Attitude is like the foundation of a building: it doesn’t matter how
well the building is designed, built, or maintained; it will fail if the
foundation isn’t sound.
When you run your own business (or, for that matter, when you live your
life) there will be ups and downs, successes and failures. Your attitude
will determine how you handle them, and how you handle them will determine
your success.
Basically, attitude is about choices and expectations. First, let’s
talk about choices. Everything you do or say is a choice. There is always
a choice. Paying taxes, for example, is a choice: you could choose
to go to jail instead of coughing up the dough. Why you would do that is
beyond me, but it is still a choice.
Attitudes affect more than your choices, though; they affect your expectations.
I am a firm believer in the old axiom "Things tend to happen the way
you expect them to happen". If your attitude affects your
expectations, and your expectations affect the way things happen, then
your attitude affects the way things happen. Either consciously or
subconsciously we do things that tend to sway the outcome of any given
situation to match our expectations.
For example, if you are making a sales call and you are sure that there
won’t be a sale, you probably won’t give a very convincing argument to
buy, will you?
I’m going to go out on a limb here and say this: attitude is
the single most important element of success in your business and your
life.
At one point I needed to hire a salesman (selling software to large
corporations).

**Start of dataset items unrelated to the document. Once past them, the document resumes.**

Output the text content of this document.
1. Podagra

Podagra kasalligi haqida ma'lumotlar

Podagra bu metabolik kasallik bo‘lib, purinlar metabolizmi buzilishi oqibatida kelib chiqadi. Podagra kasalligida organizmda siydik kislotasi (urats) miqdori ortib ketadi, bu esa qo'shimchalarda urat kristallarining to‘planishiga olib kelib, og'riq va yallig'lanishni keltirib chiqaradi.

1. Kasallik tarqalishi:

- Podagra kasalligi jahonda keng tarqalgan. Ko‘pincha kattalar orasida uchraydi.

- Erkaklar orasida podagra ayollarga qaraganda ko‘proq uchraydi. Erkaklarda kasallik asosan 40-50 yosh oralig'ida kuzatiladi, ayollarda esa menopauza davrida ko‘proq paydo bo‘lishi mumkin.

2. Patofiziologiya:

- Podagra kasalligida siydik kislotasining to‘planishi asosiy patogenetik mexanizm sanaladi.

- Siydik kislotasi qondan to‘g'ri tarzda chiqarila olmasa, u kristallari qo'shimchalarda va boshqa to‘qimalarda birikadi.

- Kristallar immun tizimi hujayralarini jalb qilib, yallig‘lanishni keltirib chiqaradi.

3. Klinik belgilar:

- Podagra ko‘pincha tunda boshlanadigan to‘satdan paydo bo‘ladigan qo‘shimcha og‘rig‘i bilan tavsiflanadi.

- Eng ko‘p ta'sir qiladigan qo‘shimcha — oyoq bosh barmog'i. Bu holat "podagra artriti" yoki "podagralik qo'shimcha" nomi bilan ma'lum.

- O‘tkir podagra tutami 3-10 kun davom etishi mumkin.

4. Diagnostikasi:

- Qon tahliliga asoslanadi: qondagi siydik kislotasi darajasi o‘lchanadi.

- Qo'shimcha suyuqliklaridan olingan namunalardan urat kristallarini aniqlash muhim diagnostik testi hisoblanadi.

I had been through several different guys and none of them
really had what I needed. Enter Andy.
Andy is my first wife’s brother. (It helped that I’m still on good
terms with my first wife, and that my current wife is too!) There were two
things wrong with having Andy as my salesman: 1) he had no computer
background or experience (he couldn’t even spell "PC"!) and
2), he lived in Phoenix, about 400 miles away. Talk about a round peg in a
square hole! But… he had a great attitude; that "Whatever-it-takes-I-can-do-it,
the-customer-is-always-right-and-I’ll-always-treat-them-well"

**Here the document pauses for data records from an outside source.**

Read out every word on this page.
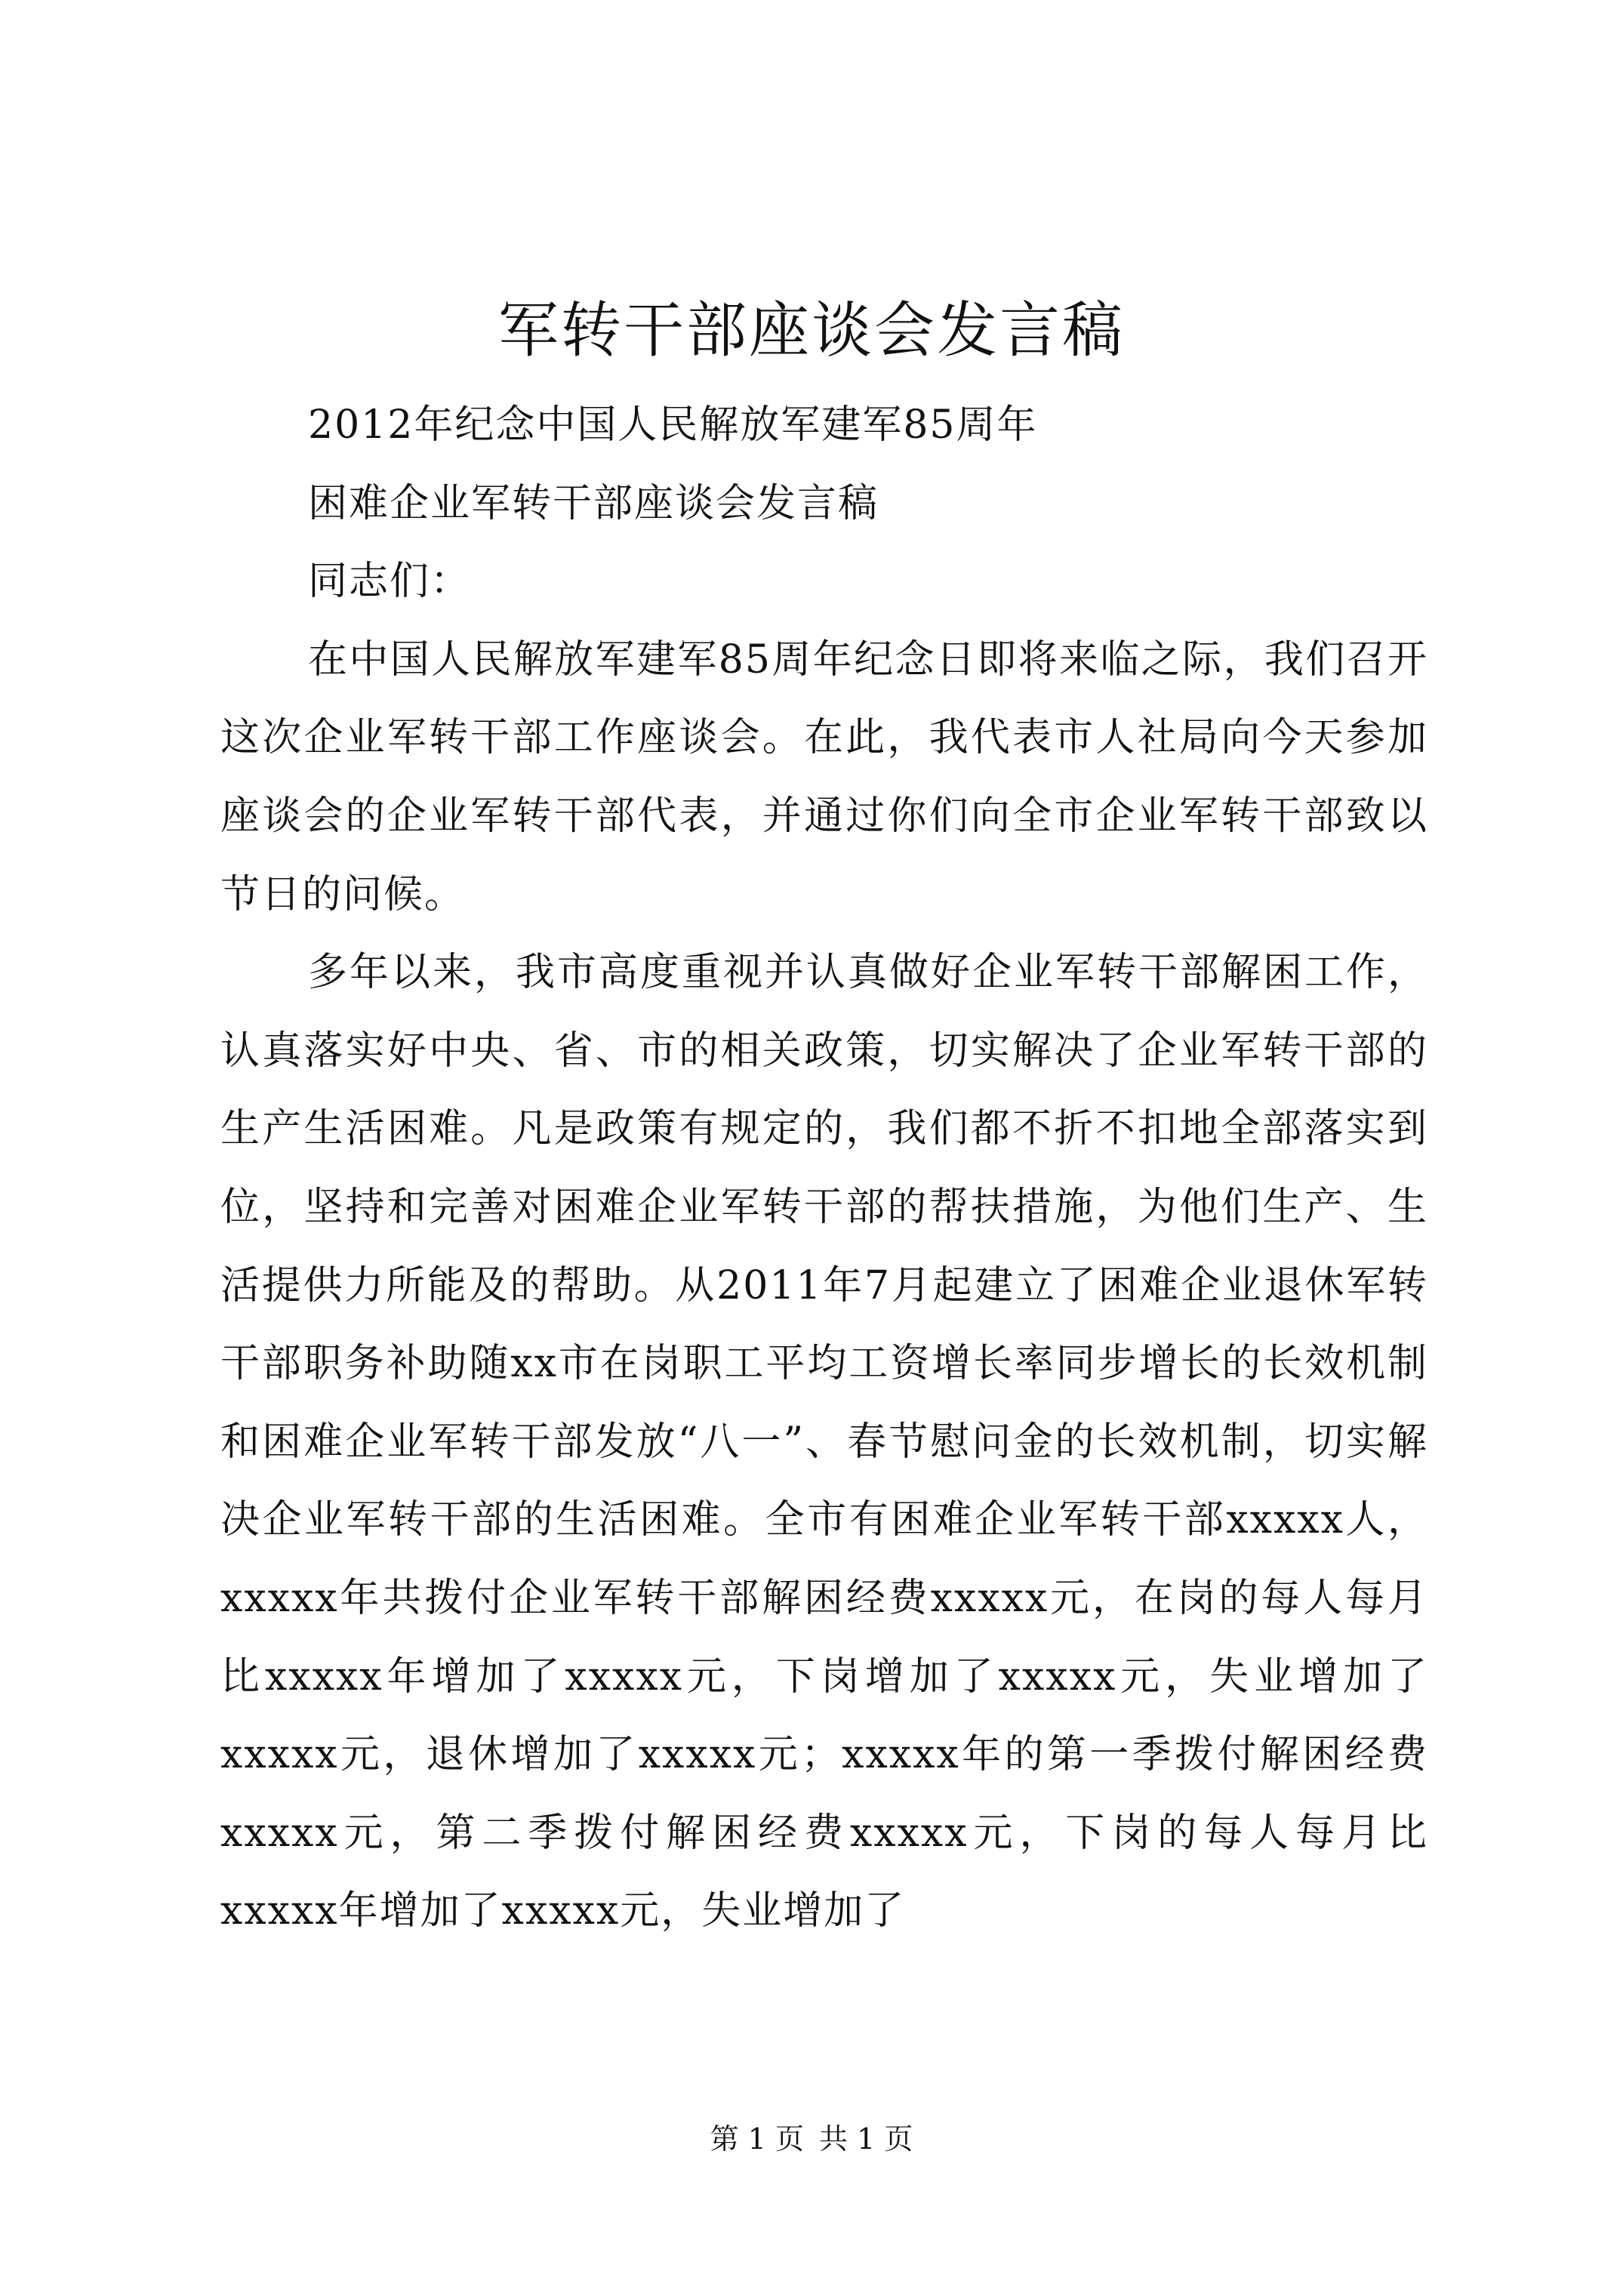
军转干部座谈会发言稿

2012年纪念中国人民解放军建军85周年

困难企业军转干部座谈会发言稿

同志们：

在中国人民解放军建军85周年纪念日即将来临之际，我们召开这次企业军转干部工作座谈会。在此，我代表市人社局向今天参加座谈会的企业军转干部代表，并通过你们向全市企业军转干部致以节日的问候。

多年以来，我市高度重视并认真做好企业军转干部解困工作，认真落实好中央、省、市的相关政策，切实解决了企业军转干部的生产生活困难。凡是政策有规定的，我们都不折不扣地全部落实到位，坚持和完善对困难企业军转干部的帮扶措施，为他们生产、生活提供力所能及的帮助。从2011年7月起建立了困难企业退休军转干部职务补助随xx市在岗职工平均工资增长率同步增长的长效机制和困难企业军转干部发放“八一”、春节慰问金的长效机制，切实解决企业军转干部的生活困难。全市有困难企业军转干部xxxxx人，xxxxx年共拨付企业军转干部解困经费xxxxx元，在岗的每人每月比xxxxx年增加了xxxxx元，下岗增加了xxxxx元，失业增加了xxxxx元，退休增加了xxxxx元；xxxxx年的第一季拨付解困经费xxxxx元，第二季拨付解困经费xxxxx元，下岗的每人每月比xxxxx年增加了xxxxx元，失业增加了

第 1 页 共 1 页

attitude that you just can’t easily teach somebody. I figured that I
could teach him about computers and my software and that the attitude
would be part of the package.
I was right. He had to learn about sales, about mainframe computers and
how programming organizations worked, he had to learn how to use a PC and
how to use the software that ran on it. He learned it all and did well…

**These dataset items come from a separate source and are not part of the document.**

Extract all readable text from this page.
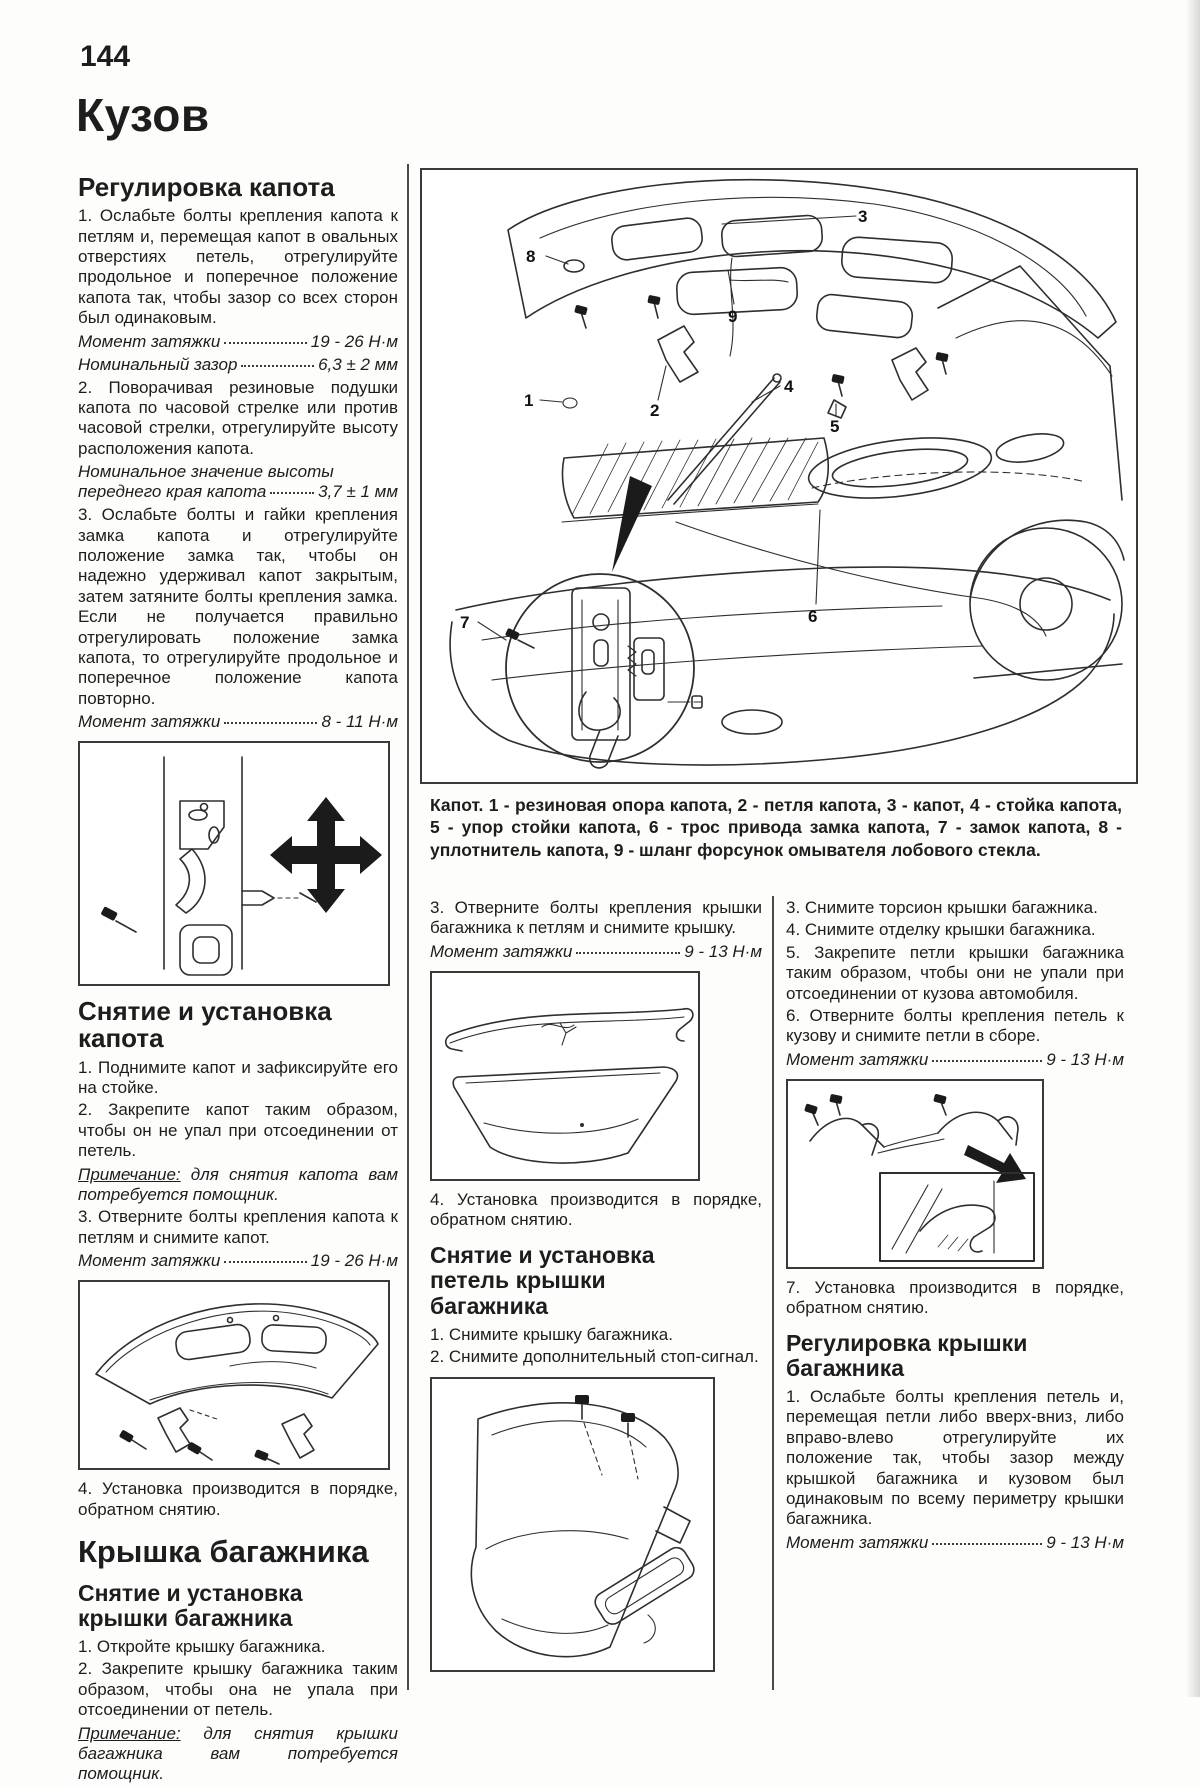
144
Кузов
Регулировка капота

1. Ослабьте болты крепления капота к петлям и, перемещая капот в овальных отверстиях петель, отрегулируйте продольное и поперечное положение капота так, чтобы зазор со всех сторон был одинаковым.

Момент затяжки	19 - 26 Н·м
Номинальный зазор	6,3 ± 2 мм

2. Поворачивая резиновые подушки капота по часовой стрелке или против часовой стрелки, отрегулируйте высоту расположения капота.

Номинальное значение высоты
переднего края капота	3,7 ± 1 мм

3. Ослабьте болты и гайки крепления замка капота и отрегулируйте положение замка так, чтобы он надежно удерживал капот закрытым, затем затяните болты крепления замка. Если не получается правильно отрегулировать положение замка капота, то отрегулируйте продольное и поперечное положение капота повторно.

Момент затяжки	8 - 11 Н·м
Снятие и установка капота

1. Поднимите капот и зафиксируйте его на стойке.

2. Закрепите капот таким образом, чтобы он не упал при отсоединении от петель.

Примечание: для снятия капота вам потребуется помощник.

3. Отверните болты крепления капота к петлям и снимите капот.

Момент затяжки	19 - 26 Н·м

4. Установка производится в порядке, обратном снятию.

Крышка багажника
Снятие и установка крышки багажника

1. Откройте крышку багажника.

2. Закрепите крышку багажника таким образом, чтобы она не упала при отсоединении от петель.

Примечание: для снятия крышки багажника вам потребуется помощник.

8
3
9
1
2
4
5
6
7
Капот. 1 - резиновая опора капота, 2 - петля капота, 3 - капот, 4 - стойка капота, 5 - упор стойки капота, 6 - трос привода замка капота, 7 - замок капота, 8 - уплотнитель капота, 9 - шланг форсунок омывателя лобового стекла.

3. Отверните болты крепления крышки багажника к петлям и снимите крышку.

Момент затяжки	9 - 13 Н·м

4. Установка производится в порядке, обратном снятию.

Снятие и установка петель крышки багажника

1. Снимите крышку багажника.

2. Снимите дополнительный стоп-сигнал.

3. Снимите торсион крышки багажника.

4. Снимите отделку крышки багажника.

5. Закрепите петли крышки багажника таким образом, чтобы они не упали при отсоединении от кузова автомобиля.

6. Отверните болты крепления петель к кузову и снимите петли в сборе.

Момент затяжки	9 - 13 Н·м

7. Установка производится в порядке, обратном снятию.

Регулировка крышки багажника

1. Ослабьте болты крепления петель и, перемещая петли либо вверх-вниз, либо вправо-влево отрегулируйте их положение так, чтобы зазор между крышкой багажника и кузовом был одинаковым по всему периметру крышки багажника.

Момент затяжки	9 - 13 Н·м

how? ATTITUDE. He was one of those people that you just can’t help but
like, and even if someone wasn’t interested in our product they were
always happy to hear from him. These are skills that are much harder to
teach than computer and selling skills, so I was happy to invest in him.
It’s time for an attitude check. Yours and your employees’.
Is it pushing you forward or holding you back? Think about it; it could
mean the difference between success and failure.